Using bulk diamond grown from microwave plasma-assisted chemical vapor deposition as a starting material, they sculpted diamond samples with micrometer dimensions and performed in situ tensile loading–unloading experiments. These used a homemade tensile diamond gripper in which the sculpted structures were positioned and could undergo stretching. Also, fiducial markers were made by electron-beam-induced carbon deposition as a way of tracking strain change while being stretched inside electron microscopes. The experiments were performed at room temperature and the tensile stretching was tested over three directions, [100], [101], and [111]. Density functional theory (DFT) was used to approximate the electronic bandgap changes with tensile loading.

Loading–unloading experiments showed that full elastic recovery was possible. Diamond recovered to its original length after being subjected to uniform strain values of ~4.8%, 6.8%, and 7.5% for different cycles. To test the potential of exploiting this behavior in applications, the researchers fabricated a similar structure but with several bridges. As before, the new diamond array showed elastic strain, this time with a ~5.8% elastic strain value. From stress–strain graphs, a ~865 GPa Young’s modulus was determined for sculpted diamond, as compared with ~1100 GPa for [101] bulk diamond, opening the door to future applications. The research team attributes this difference to a surface amorphous carbon layer and growth imperfections (versus single-crystal quality where the lattice is uninterrupted overall).
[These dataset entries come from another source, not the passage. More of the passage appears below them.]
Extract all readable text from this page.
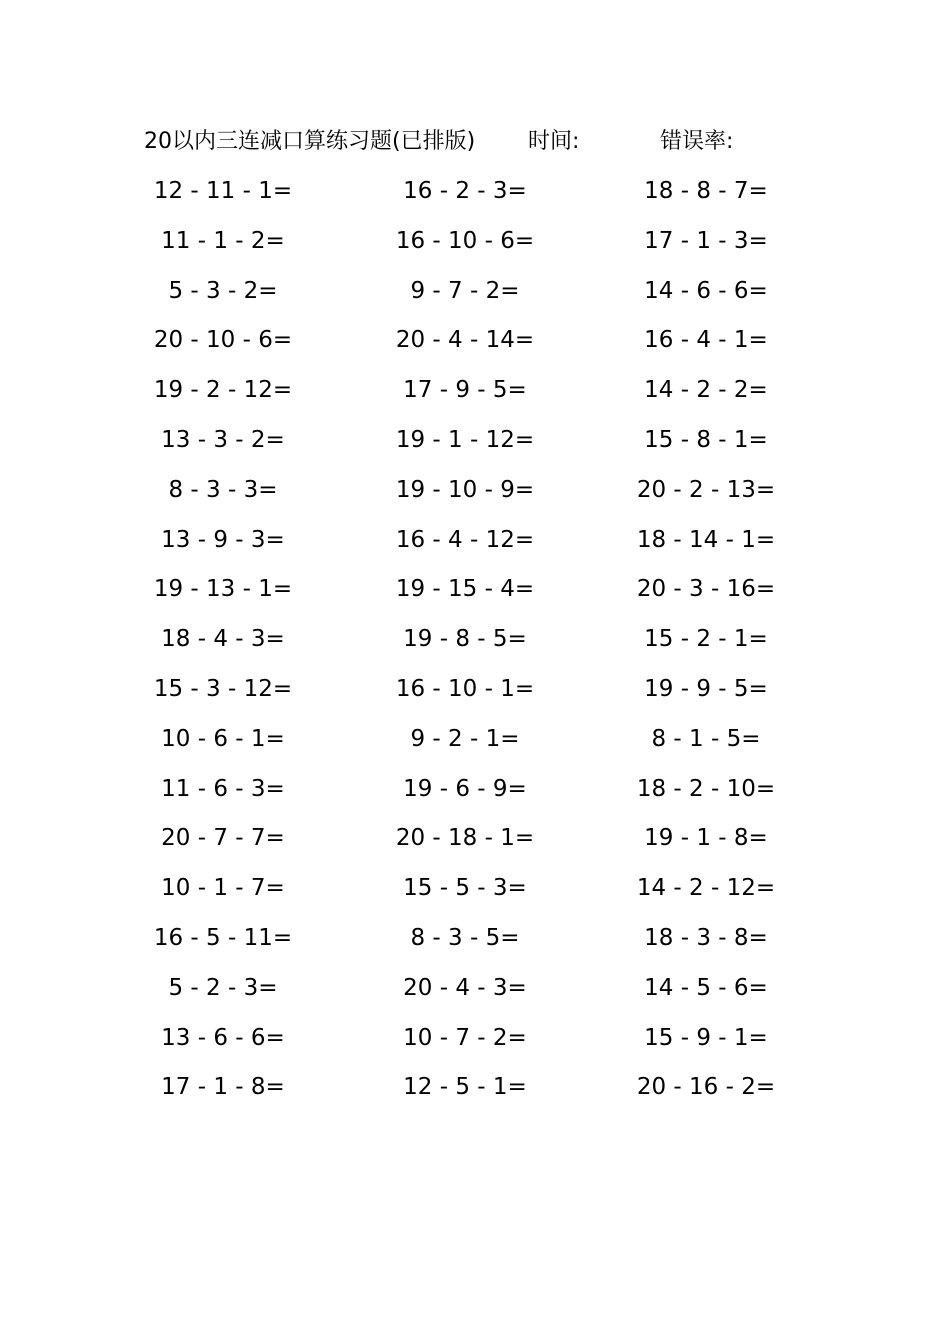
20以内三连减口算练习题(已排版) 时间:	错误率:
12 - 11 - 1=	16 - 2 - 3=	18 - 8 - 7=
11 - 1 - 2=	16 - 10 - 6=	17 - 1 - 3=
5 - 3 - 2=	9 - 7 - 2=	14 - 6 - 6=
20 - 10 - 6=	20 - 4 - 14=	16 - 4 - 1=
19 - 2 - 12=	17 - 9 - 5=	14 - 2 - 2=
13 - 3 - 2=	19 - 1 - 12=	15 - 8 - 1=
8 - 3 - 3=	19 - 10 - 9=	20 - 2 - 13=
13 - 9 - 3=	16 - 4 - 12=	18 - 14 - 1=
19 - 13 - 1=	19 - 15 - 4=	20 - 3 - 16=
18 - 4 - 3=	19 - 8 - 5=	15 - 2 - 1=
15 - 3 - 12=	16 - 10 - 1=	19 - 9 - 5=
10 - 6 - 1=	9 - 2 - 1=	8 - 1 - 5=
11 - 6 - 3=	19 - 6 - 9=	18 - 2 - 10=
20 - 7 - 7=	20 - 18 - 1=	19 - 1 - 8=
10 - 1 - 7=	15 - 5 - 3=	14 - 2 - 12=
16 - 5 - 11=	8 - 3 - 5=	18 - 3 - 8=
5 - 2 - 3=	20 - 4 - 3=	14 - 5 - 6=
13 - 6 - 6=	10 - 7 - 2=	15 - 9 - 1=
17 - 1 - 8=	12 - 5 - 1=	20 - 16 - 2=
The team reported a maximum tensile strain of ~9.7% through an optimized sample geometry, which is close to the ideal elastic limit. Moreover, their DFT studies showed that the highest bandgap reduction was 3.09 eV at ~9% strain, for the [101] direction. In addition to directly exploiting these mechanical properties in the target material, the applied strain allows for a bandgap reduction that has potential in photonics, electronics, and quantum information technologies. Also, the microfabricated material’s dimensions (μm × nm) suit scales for microelectromechanical systems and ever larger-scale integrations.